Electrochemical migration behavior of silver nanopaste screen-printed for flexible and printable electronics

Electrochemical migration (ECM) - a potential problem in confined multi-layered circuits with narrow connections - was investigated with respect to the heat treatment of silver (Ag) nanopaste screen-printed on polyimide (PI) substrates. The Ag nanopaste patterns were sintered for 30 min at various temperatures. When the sintering temperature was raised from 150 to 300 °C the Ag cluster size increased with volumetric shrinkage and the electrical resistivity decreased. ECM was evaluated by thermal humidity bias (THB) testing and water drop (WD) testing, which both showed that the Ag nanopaste sintered at higher temperatures was required longer time to bridge the adjacent Ag electrode by the ECM phenomenon. Sintering at low temperatures led to the patterned surfaces showing larger surface areas, thereby expediting the increase of electrical resistivity and hastening short circuit during THB testing.

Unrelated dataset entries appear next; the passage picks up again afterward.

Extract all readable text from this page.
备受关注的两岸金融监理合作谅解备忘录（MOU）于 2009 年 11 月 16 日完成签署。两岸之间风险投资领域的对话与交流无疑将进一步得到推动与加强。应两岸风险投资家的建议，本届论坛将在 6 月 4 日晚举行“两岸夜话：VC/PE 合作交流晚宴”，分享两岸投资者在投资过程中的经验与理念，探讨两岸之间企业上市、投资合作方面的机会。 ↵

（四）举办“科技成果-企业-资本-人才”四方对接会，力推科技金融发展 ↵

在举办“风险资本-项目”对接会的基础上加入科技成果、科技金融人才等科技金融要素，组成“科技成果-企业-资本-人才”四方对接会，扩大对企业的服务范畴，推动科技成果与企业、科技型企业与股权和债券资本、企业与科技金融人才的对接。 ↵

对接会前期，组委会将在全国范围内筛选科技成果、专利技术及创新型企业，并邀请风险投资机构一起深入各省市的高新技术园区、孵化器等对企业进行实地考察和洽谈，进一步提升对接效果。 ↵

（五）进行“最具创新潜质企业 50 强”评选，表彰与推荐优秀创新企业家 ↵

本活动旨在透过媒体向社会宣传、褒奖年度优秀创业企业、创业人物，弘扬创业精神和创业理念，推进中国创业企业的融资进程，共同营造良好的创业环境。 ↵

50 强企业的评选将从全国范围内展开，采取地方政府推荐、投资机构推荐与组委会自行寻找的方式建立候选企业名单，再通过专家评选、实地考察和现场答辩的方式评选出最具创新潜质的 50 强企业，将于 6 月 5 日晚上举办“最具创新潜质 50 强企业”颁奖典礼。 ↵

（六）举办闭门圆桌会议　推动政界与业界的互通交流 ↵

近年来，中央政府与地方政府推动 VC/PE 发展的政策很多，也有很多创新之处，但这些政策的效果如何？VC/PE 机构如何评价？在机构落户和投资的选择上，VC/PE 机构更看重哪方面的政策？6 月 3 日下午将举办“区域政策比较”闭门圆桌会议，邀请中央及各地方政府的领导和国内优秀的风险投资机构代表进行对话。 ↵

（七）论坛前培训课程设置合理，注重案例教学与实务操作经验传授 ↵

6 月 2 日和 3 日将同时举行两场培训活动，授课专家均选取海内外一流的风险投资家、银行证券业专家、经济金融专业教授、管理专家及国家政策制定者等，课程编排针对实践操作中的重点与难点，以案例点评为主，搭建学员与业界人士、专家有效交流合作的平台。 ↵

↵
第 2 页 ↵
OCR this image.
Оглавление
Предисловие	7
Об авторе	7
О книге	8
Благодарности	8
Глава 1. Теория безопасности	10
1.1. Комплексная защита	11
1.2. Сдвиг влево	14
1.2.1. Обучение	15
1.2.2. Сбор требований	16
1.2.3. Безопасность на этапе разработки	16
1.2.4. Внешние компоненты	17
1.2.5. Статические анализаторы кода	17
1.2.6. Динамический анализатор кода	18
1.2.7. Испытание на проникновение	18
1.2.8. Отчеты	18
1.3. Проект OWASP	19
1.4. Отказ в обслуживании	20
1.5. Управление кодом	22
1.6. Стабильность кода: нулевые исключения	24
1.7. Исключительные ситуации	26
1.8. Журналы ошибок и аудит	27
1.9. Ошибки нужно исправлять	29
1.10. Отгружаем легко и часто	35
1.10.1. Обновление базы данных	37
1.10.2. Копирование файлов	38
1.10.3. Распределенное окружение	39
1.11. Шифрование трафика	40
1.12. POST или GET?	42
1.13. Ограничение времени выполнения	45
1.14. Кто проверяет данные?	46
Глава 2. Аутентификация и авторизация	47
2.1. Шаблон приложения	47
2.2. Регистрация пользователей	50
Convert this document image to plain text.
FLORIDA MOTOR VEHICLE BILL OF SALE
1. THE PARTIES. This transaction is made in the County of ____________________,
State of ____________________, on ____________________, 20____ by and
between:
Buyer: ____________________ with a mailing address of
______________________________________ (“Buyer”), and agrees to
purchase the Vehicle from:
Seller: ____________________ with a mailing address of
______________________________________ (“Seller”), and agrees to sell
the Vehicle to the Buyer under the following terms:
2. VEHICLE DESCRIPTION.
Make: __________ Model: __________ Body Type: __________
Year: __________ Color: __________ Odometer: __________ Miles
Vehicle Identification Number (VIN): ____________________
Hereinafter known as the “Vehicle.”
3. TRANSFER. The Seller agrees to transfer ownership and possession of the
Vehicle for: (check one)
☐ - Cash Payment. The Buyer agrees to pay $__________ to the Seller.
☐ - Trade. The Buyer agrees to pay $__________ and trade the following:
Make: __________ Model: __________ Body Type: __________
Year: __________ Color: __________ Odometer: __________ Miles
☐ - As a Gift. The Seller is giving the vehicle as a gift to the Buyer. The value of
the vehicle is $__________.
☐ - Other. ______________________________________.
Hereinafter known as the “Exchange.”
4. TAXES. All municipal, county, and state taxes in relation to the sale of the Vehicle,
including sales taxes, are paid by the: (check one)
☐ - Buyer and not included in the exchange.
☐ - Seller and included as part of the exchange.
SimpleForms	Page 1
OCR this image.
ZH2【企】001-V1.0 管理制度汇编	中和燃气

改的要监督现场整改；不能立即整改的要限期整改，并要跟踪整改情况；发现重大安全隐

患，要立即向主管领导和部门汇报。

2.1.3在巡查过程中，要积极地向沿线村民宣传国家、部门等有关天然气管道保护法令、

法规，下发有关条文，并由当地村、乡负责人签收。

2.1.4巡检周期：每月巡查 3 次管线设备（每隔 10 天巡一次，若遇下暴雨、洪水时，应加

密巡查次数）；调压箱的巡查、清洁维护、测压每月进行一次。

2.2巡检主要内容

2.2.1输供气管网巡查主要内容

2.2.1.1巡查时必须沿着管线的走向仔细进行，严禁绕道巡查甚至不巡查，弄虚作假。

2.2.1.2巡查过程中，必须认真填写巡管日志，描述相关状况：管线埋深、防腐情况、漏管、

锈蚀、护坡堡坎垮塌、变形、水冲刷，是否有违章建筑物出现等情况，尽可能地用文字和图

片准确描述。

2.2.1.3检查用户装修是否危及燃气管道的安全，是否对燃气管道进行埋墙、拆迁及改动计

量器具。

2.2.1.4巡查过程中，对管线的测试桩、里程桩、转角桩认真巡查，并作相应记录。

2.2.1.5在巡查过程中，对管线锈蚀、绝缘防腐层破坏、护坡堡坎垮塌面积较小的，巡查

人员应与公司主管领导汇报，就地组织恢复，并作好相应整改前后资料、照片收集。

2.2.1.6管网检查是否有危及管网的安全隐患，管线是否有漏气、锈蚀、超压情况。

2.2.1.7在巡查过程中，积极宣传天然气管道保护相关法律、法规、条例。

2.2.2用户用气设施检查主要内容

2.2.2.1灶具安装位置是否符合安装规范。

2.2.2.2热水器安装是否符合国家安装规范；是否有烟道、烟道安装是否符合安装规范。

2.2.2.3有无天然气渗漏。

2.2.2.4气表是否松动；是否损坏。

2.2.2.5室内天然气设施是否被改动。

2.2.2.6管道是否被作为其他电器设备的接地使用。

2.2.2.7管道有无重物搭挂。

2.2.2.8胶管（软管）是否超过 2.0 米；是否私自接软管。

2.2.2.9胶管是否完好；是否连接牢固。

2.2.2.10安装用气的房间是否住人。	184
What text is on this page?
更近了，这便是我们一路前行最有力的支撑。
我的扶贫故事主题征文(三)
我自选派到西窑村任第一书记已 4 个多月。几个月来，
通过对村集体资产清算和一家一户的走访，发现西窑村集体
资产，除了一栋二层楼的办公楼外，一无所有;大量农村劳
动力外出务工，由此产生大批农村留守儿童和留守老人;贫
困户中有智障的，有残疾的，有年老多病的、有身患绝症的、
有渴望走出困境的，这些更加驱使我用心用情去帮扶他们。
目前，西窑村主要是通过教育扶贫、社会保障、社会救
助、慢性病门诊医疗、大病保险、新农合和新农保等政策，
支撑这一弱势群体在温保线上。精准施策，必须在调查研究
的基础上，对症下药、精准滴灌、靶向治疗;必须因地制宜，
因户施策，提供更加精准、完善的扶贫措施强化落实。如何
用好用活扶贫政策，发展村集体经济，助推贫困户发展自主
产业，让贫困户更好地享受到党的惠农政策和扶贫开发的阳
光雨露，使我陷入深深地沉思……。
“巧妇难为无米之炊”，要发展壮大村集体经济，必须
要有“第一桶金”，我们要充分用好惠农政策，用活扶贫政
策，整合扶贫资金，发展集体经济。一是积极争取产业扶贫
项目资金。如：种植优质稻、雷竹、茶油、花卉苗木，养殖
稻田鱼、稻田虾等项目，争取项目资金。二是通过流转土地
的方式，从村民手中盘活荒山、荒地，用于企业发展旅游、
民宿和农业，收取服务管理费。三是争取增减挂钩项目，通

Water drop testing revealed that ECM, and associated short-circuit failure by dendrite formation between the cathode and anode, decreased with increasing sintering temperature. The dendrites were analyzed by field emission scanning electron microscope and electron probe micro analysis. The metallic dendrites, consisting of Ag oxidation products, formed as a mixture of trunk- and lace-type structures: Ag combined with H2O or OH anions to form oxides.